Tra le persone più anziane in vita sono pochissime coloro che la ricordano ancora integra e funzionante: una zia racconta di tanto tempo fa, quando, ancora bambina, insieme alla nonna, andava a rabboccare la lampada votiva della "Madonna del Monte"; vi è chi racconta di quando, d'inverno, andando a sentir messa, dovendo aspettare l'apertura della Chiesa,
si riparava sotto il portico davanti la Chiesa e chi, poco più che giovanotto, ha potuto guadagnare qualche soldo lavorando, dopo l'esplosione delle mine, all'eliminazione dei calcinacci e alla riparazione dei tratti di muri rimasti sul sagrato della Chiesa.
LA CHIESA DI S. MARIA DEI LONGOBARDI La descrizione del piccolo centro e della chiesa è attinto dalla relazione effettuata nel 1660 dall'ing. Cafaro da cui si desume come, nel corso del XVI e XVII secolo, Santa Maria dei Lombardi avesse assunto una posizione privilegiata proprio perchè presso di essa confluivano le rendite di altre parrocchie ormai soppresse.
L'importanza di Santa Maria dei Lombardi ha però origini più antiche che si intrecciano con le vicende dei Longobardi, popolo devoto, capace di dare unità spirituale e storica alla complessa geografia religiosa e territoriale del Cilento; da una parte, quindi, la divisione del territorio in due circoscrizioni, le cui sedi furono appunto Novi e Rocca Cilento, dall'altra, fondare a Novi una chiesa che si contrapponesse con la liturgia latina alla officiatura del rito greco di S. Maria dei Greci.
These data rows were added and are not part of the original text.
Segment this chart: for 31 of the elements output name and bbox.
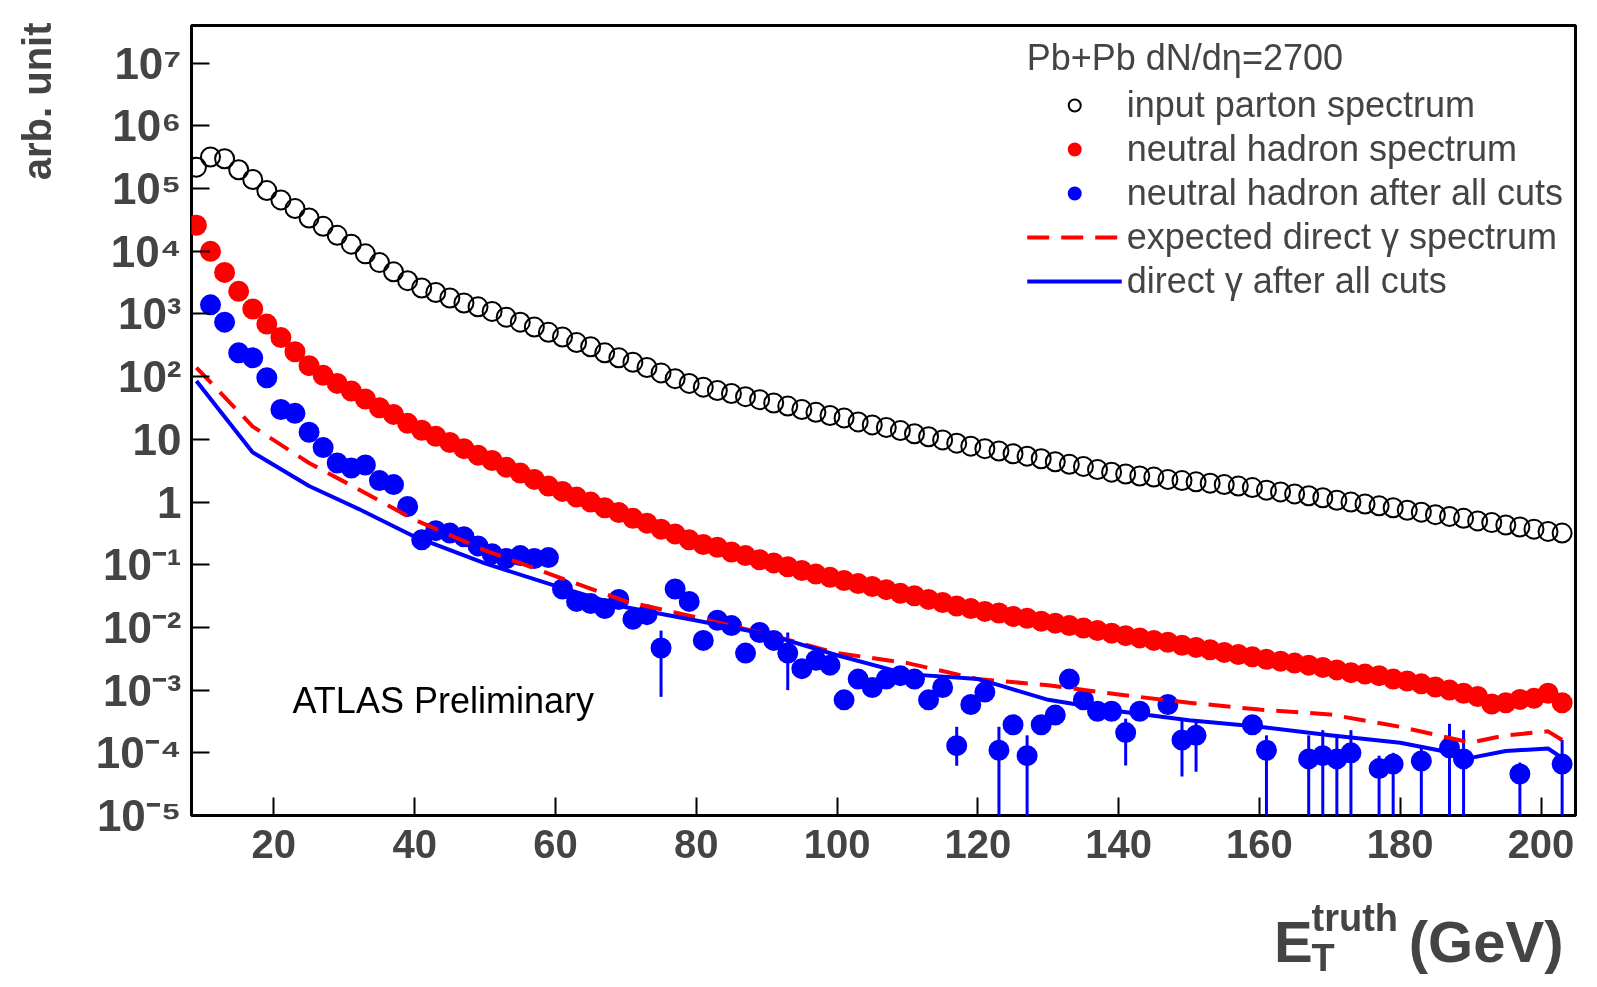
legend-label: neutral hadron spectrum	[1126, 128, 1517, 170]
y-tick-label: 10⁻³	[102, 665, 182, 715]
x-tick-label: 40	[392, 821, 437, 866]
y-tick-label: 10	[132, 414, 182, 464]
legend-label: input parton spectrum	[1126, 84, 1475, 126]
x-tick-label: 140	[1085, 821, 1153, 866]
x-tick-label: 120	[944, 821, 1012, 866]
y-tick-label: 10⁻⁵	[96, 791, 182, 840]
y-tick-label: 10²	[117, 352, 182, 402]
legend-label: expected direct γ spectrum	[1126, 216, 1557, 258]
y-tick-label: 10³	[117, 289, 182, 339]
legend-label: direct γ after all cuts	[1126, 260, 1447, 302]
y-tick-label: 10⁴	[110, 226, 182, 276]
x-tick-label: 80	[674, 821, 719, 866]
legend-label: neutral hadron after all cuts	[1126, 172, 1563, 214]
y-tick-label: 10⁷	[114, 38, 182, 88]
y-tick-label: 10⁶	[112, 101, 182, 151]
legend-title: Pb+Pb dN/dη=2700	[1026, 37, 1344, 79]
y-axis-title: arb. unit	[14, 22, 59, 181]
y-tick-label: 10⁻⁴	[95, 728, 182, 778]
y-tick-label: 1	[157, 477, 182, 527]
x-tick-label: 100	[803, 821, 871, 866]
x-tick-label: 60	[533, 821, 578, 866]
x-tick-label: 20	[251, 821, 297, 866]
x-tick-label: 160	[1226, 821, 1293, 866]
y-tick-label: 10⁻¹	[102, 540, 182, 590]
y-tick-label: 10⁻²	[102, 602, 182, 652]
x-tick-label: 200	[1507, 821, 1575, 866]
annotation: ATLAS Preliminary	[292, 679, 594, 721]
y-tick-label: 10⁵	[111, 164, 182, 214]
x-tick-label: 180	[1366, 821, 1434, 866]
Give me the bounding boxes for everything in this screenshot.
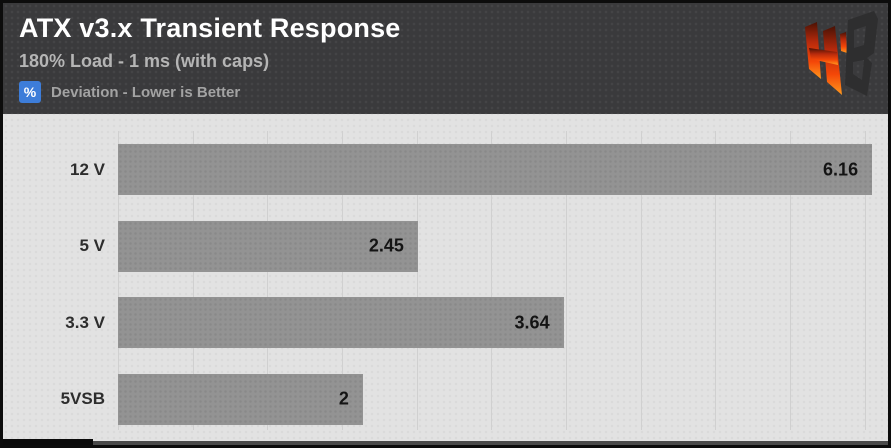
logo-letter-b xyxy=(845,11,878,96)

Un ruolo e una importanza quella di S. Maria dei Lombardi che si delinea maggiormente nei secoli XVI-XVII, con il succedersi, nella gestione politica e territoriale di Novi, di famiglie baronali quali i Marzano, i Pignatelli, i Carafa, gli Zattera. Presenze che impongono e determinano nella vita culturale ed artistica del piccolo centro, scelte e modelli.
Del resto i presupposti controriformistici tendenti a promuovere stabilità ed omogeneità culturale; la pressante richiesta di immagini "devote" da parte della committenza; le rappresentazioni figurative che diventano supporto all'insegnamento orale del sacerdote,
la maggiore versatilità della pittura su tavola che offre possibilità di innovazioni formali, rispondendo anche meglio ai particolari gusti devozionali ed estetici dei committenti, promuovono e determinano il gusto e le tendenze che caratterizzano buona parte delle opere artistiche appartenenti alla chiesa.